Black Soldiers in Blue: African American Troops in the Civil War Era

By John David Smith | Go to book overview

9
LORENZO THOMAS AND THE
RECRUITMENT OF BLACKS IN
THE MISSISSIPPI VALLEY, 1863-1865

Michael T. Meier

On March 25,1863, Lorenzo Thomas, a U.S. Military Academy graduate, a long-time staff officer, and now adjutant general of the army, was ordered to the Mississippi Valley to recruit and organize regiments of blacks. Secretary of War Edwin Stanton's order gave Thomas wide latitude, a most peculiar situation given that, as some scholars argue, he “detested” the adjutant general. Certainly, Stanton did not trust him.1 Nevertheless, when Thomas arrived in the Mississippi Valley, he found that the commanders who handled the immense problems created by refugees coming behind their lines lacked direction and that their efforts differed from officer to officer. There was no system to recruit the able-bodied among the refugees for use as soldiers, nor were there plans to employ those not physically fit for military service.
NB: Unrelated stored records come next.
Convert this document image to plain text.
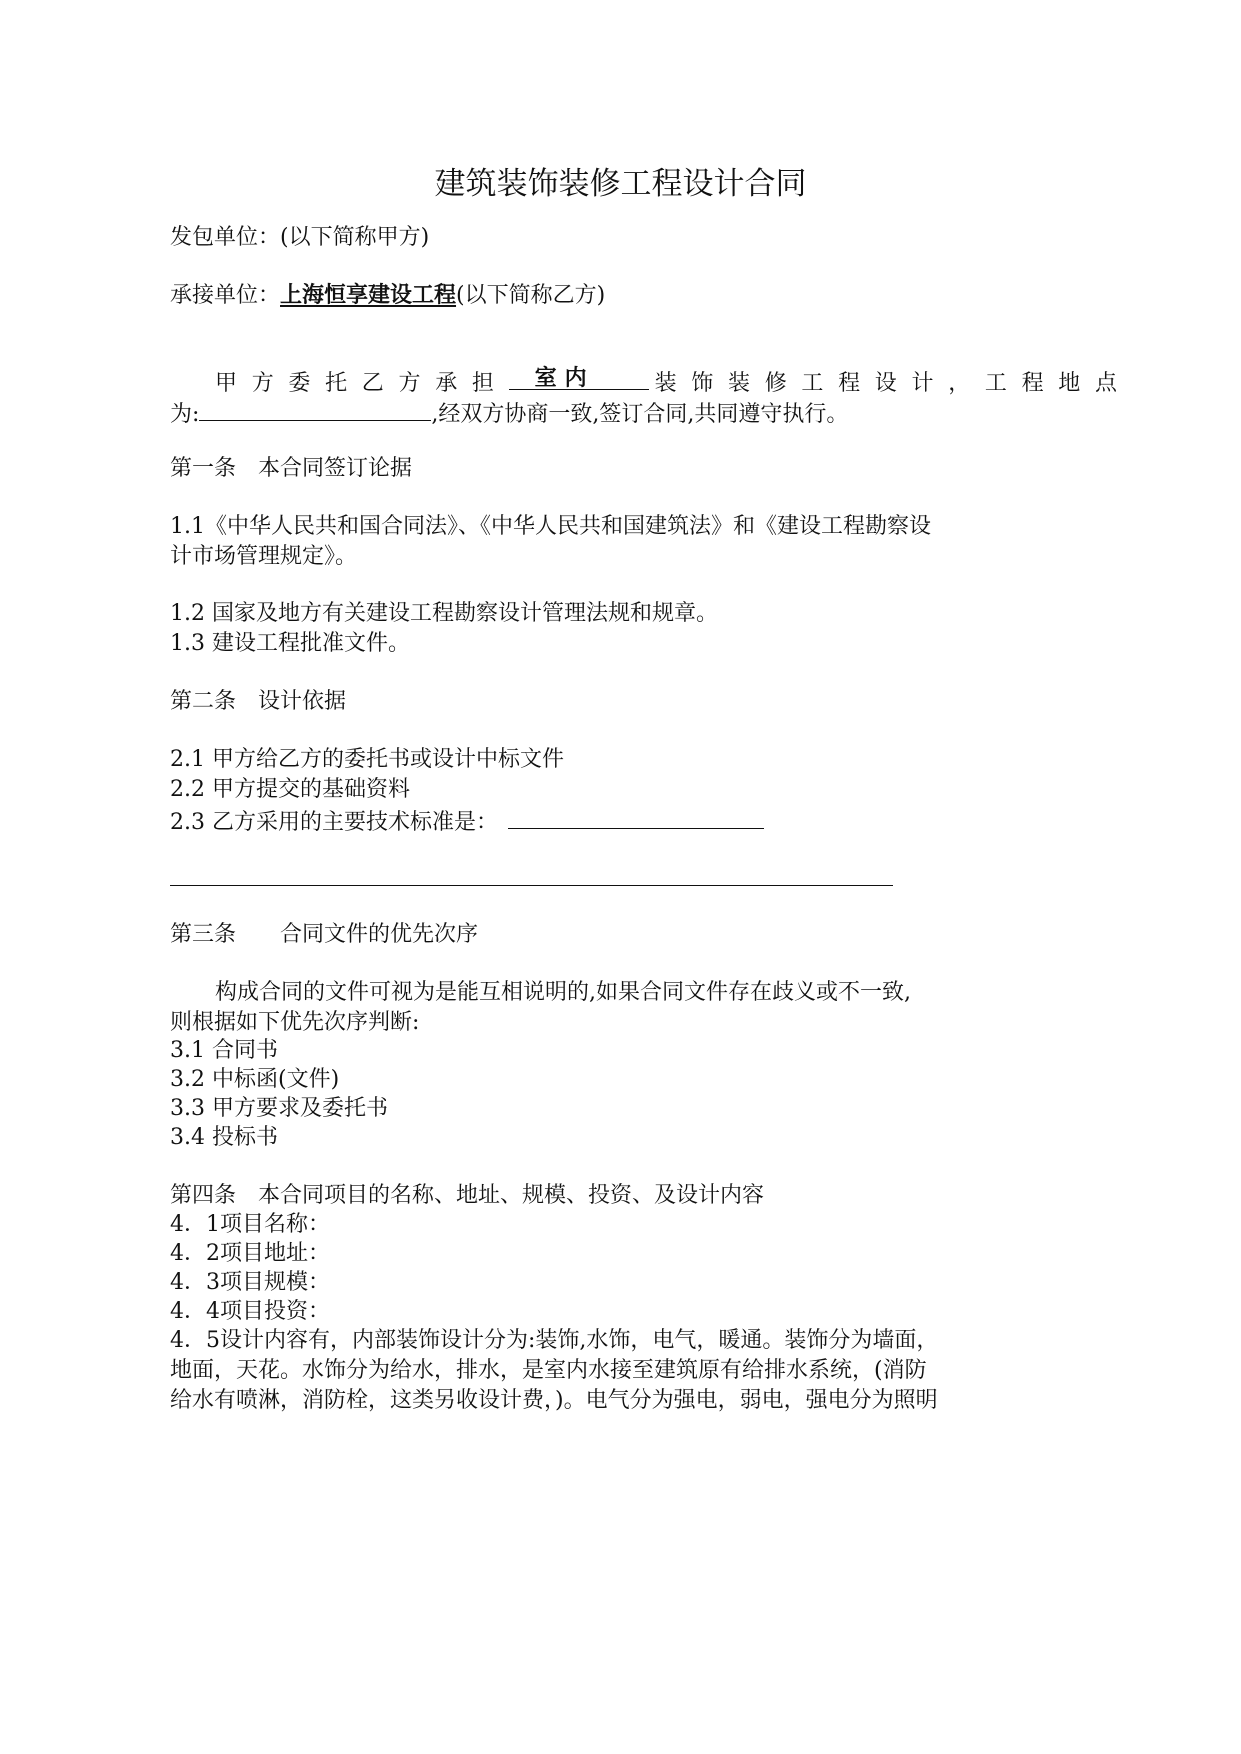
建筑装饰装修工程设计合同
发包单位：(以下简称甲方)
承接单位：上海恒享建设工程(以下简称乙方)
甲方委托乙方承担 室内	装饰装修工程设计，工程地点
为:	,经双方协商一致,签订合同,共同遵守执行。
第一条　本合同签订论据
1.1《中华人民共和国合同法》、《中华人民共和国建筑法》和《建设工程勘察设
计市场管理规定》。
1.2 国家及地方有关建设工程勘察设计管理法规和规章。
1.3 建设工程批准文件。
第二条　设计依据
2.1 甲方给乙方的委托书或设计中标文件
2.2 甲方提交的基础资料
2.3 乙方采用的主要技术标准是：
第三条　　合同文件的优先次序
构成合同的文件可视为是能互相说明的,如果合同文件存在歧义或不一致,
则根据如下优先次序判断:
3.1 合同书
3.2 中标函(文件)
3.3 甲方要求及委托书
3.4 投标书
第四条　本合同项目的名称、地址、规模、投资、及设计内容
4．1项目名称：
4．2项目地址：
4．3项目规模：
4．4项目投资：
4．5设计内容有，内部装饰设计分为:装饰,水饰，电气，暖通。装饰分为墙面，
地面，天花。水饰分为给水，排水，是室内水接至建筑原有给排水系统，(消防
给水有喷淋，消防栓，这类另收设计费，)。电气分为强电，弱电，强电分为照明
If Thomas had thoughts about dealing with such a chaotic situation, he had not expressed them. On the other hand, he had the power of the secretary of war to experiment with solutions. The adjutant general's views on the role of blacks in the army had not been tested, and his thoughts on slavery or emancipation seemed murky, if he had any at all. Indeed, until the army ordered him to act, he seems not to have given such weighty problems much thought.2 The tinderbox issue of using blacks in combat eluded Thomas, and racial equality was to him an unfamiliar concept. To effect quick solutions to the troubles he found in the Mississippi Valley, he used the method he understood best—he issued orders. By doing so, he brought uniformity to the size of the new black regiments, involved many commands in their recruitment, and eased the path of their acceptance into a skeptical U.S. Army.